Quand un usager présente sa carte à la régie la secrétaire peut obtenir une saisie automatique du nom de l'ayant droit et de sa date de naissance , mais ni de son adresse ni de sa mutuelle, ce qui est pour le moins étonnant , je sais que les mutuelles ont refusé de participer à l'opération.
Alors l'avenir ?
L'idée est bonne, elle relève de l'évidence , mais le projet n'est-il pas totalement tombé dans le secteur marchand ?On peut craindre que la sécu ou plutôt ses usagers qui n'avaient pas besoin de cela, en fassent les frais.
Je ne demande qu'une chose: être convaincu de l'inverse .
Dans un autre ordre d'idée , le projet d'un intranet dans notre établissement hospitalier fait son chemin , à mon grand étonnement d'ailleurs. Il y a un an je passais pour un agaçant neotechnophile, aujourd'hui le projet et admis, mais pas d' Email prévu à ce jour pour les décideurs!

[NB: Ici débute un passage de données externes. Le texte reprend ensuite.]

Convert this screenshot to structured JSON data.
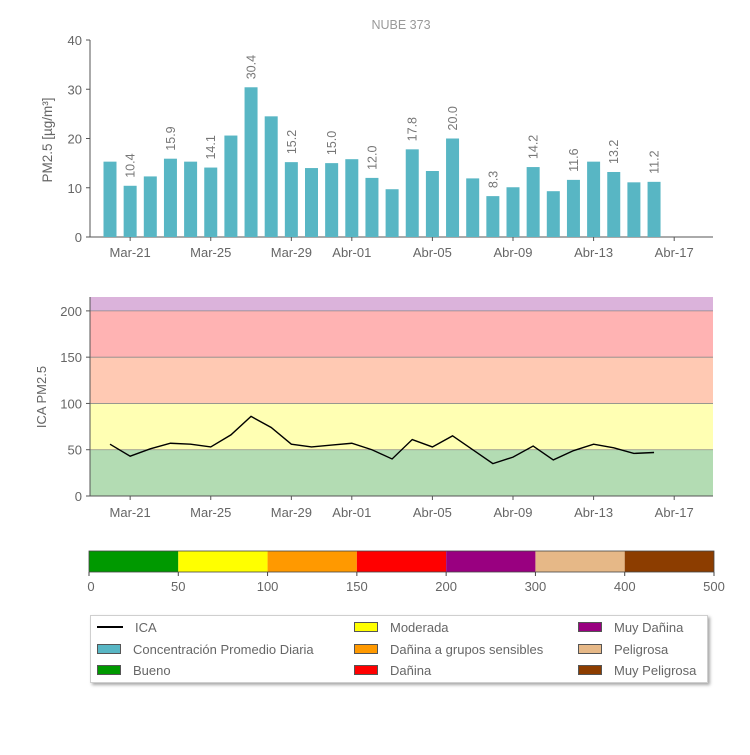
{
  "chart_data": [
    {
      "type": "bar",
      "title": "NUBE 373",
      "ylabel": "PM2.5 [µg/m³]",
      "ylim": [
        0,
        40
      ],
      "yticks": [
        0,
        10,
        20,
        30,
        40
      ],
      "x_ticks": [
        "Mar-21",
        "Mar-25",
        "Mar-29",
        "Abr-01",
        "Abr-05",
        "Abr-09",
        "Abr-13",
        "Abr-17"
      ],
      "color": "#58b6c4",
      "values": [
        15.3,
        10.4,
        12.3,
        15.9,
        15.3,
        14.1,
        20.6,
        30.4,
        24.5,
        15.2,
        14.0,
        15.0,
        15.8,
        12.0,
        9.7,
        17.8,
        13.4,
        20.0,
        11.9,
        8.3,
        10.1,
        14.2,
        9.3,
        11.6,
        15.3,
        13.2,
        11.1,
        11.2
      ],
      "data_labels": [
        "",
        "10.4",
        "",
        "15.9",
        "",
        "14.1",
        "",
        "30.4",
        "",
        "15.2",
        "",
        "15.0",
        "",
        "12.0",
        "",
        "17.8",
        "",
        "20.0",
        "",
        "8.3",
        "",
        "14.2",
        "",
        "11.6",
        "",
        "13.2",
        "",
        "11.2"
      ]
    },
    {
      "type": "line",
      "ylabel": "ICA PM2.5",
      "ylim": [
        0,
        215
      ],
      "yticks": [
        0,
        50,
        100,
        150,
        200
      ],
      "x_ticks": [
        "Mar-21",
        "Mar-25",
        "Mar-29",
        "Abr-01",
        "Abr-05",
        "Abr-09",
        "Abr-13",
        "Abr-17"
      ],
      "series": [
        {
          "name": "ICA",
          "color": "#000000",
          "values": [
            56,
            43,
            51,
            57,
            56,
            53,
            66,
            86,
            74,
            56,
            53,
            55,
            57,
            50,
            40,
            61,
            53,
            65,
            50,
            35,
            42,
            54,
            39,
            49,
            56,
            52,
            46,
            47
          ]
        }
      ],
      "bands": [
        {
          "from": 0,
          "to": 50,
          "color": "#b3dcb3"
        },
        {
          "from": 50,
          "to": 100,
          "color": "#ffffb3"
        },
        {
          "from": 100,
          "to": 150,
          "color": "#ffc9b3"
        },
        {
          "from": 150,
          "to": 200,
          "color": "#ffb3b3"
        },
        {
          "from": 200,
          "to": 215,
          "color": "#dbb3db"
        }
      ]
    },
    {
      "type": "colorbar",
      "ticks": [
        "0",
        "50",
        "100",
        "150",
        "200",
        "300",
        "400",
        "500"
      ],
      "segments": [
        {
          "color": "#009900"
        },
        {
          "color": "#ffff00"
        },
        {
          "color": "#ff9900"
        },
        {
          "color": "#ff0000"
        },
        {
          "color": "#990080"
        },
        {
          "color": "#e6b887"
        },
        {
          "color": "#8c3d00"
        }
      ]
    }
  ],
  "legend": {
    "items": [
      {
        "label": "ICA",
        "kind": "line",
        "color": "#000000"
      },
      {
        "label": "Concentración Promedio Diaria",
        "kind": "box",
        "color": "#58b6c4"
      },
      {
        "label": "Bueno",
        "kind": "box",
        "color": "#009900"
      },
      {
        "label": "Moderada",
        "kind": "box",
        "color": "#ffff00"
      },
      {
        "label": "Dañina a grupos sensibles",
        "kind": "box",
        "color": "#ff9900"
      },
      {
        "label": "Dañina",
        "kind": "box",
        "color": "#ff0000"
      },
      {
        "label": "Muy Dañina",
        "kind": "box",
        "color": "#990080"
      },
      {
        "label": "Peligrosa",
        "kind": "box",
        "color": "#e6b887"
      },
      {
        "label": "Muy Peligrosa",
        "kind": "box",
        "color": "#8c3d00"
      }
    ]
  }
}
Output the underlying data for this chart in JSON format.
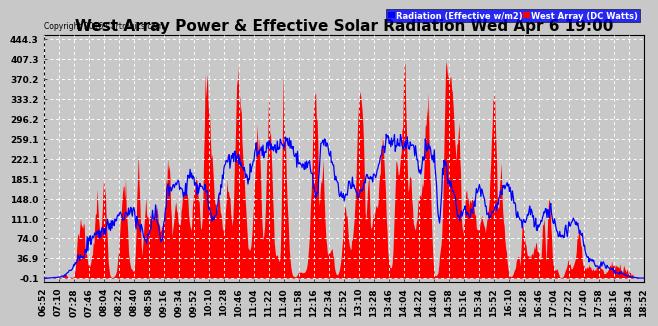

Je ne peux m'empêcher de vous féliciter une fois encore pour votre site .
P.Wagner
Votre message publié sur le site Admiroutes (ci-dessus) comporte des critiques à l'égard du projet SESAM-Vitale et du RSS, ce qui est naturellement votre droit. Toutefois, certaines de ces critiques reposent manifestement sur une mauvaise information :
Compte tenu de votre familiarité avec les questions liées aux nouvelles technologies et de votre opinion positive quant à l'évaluation des pratiques, ces inexactitudes traduisent surtout des insuffisances dans la communication des caisses et des pouvoirs publics (mais il est vrai que les praticiens hospitaliers, non concernés à ce stade, n'étaient pas particulièrement visés par ces efforts de communication et que votre point de vue ne peut donc vraiment être considéré comme représentataif de celui "de la base").
Puis-je vous suggérer toutefois de consulter les pages du site ministériel sur l'informatisation du système de santé à l'adresse suivante : http://www.sante.gouv.fr/sis/index.htm
Nous nous tenons à votre disposition si d'autres éclaircissements s'avéraient nécessaires.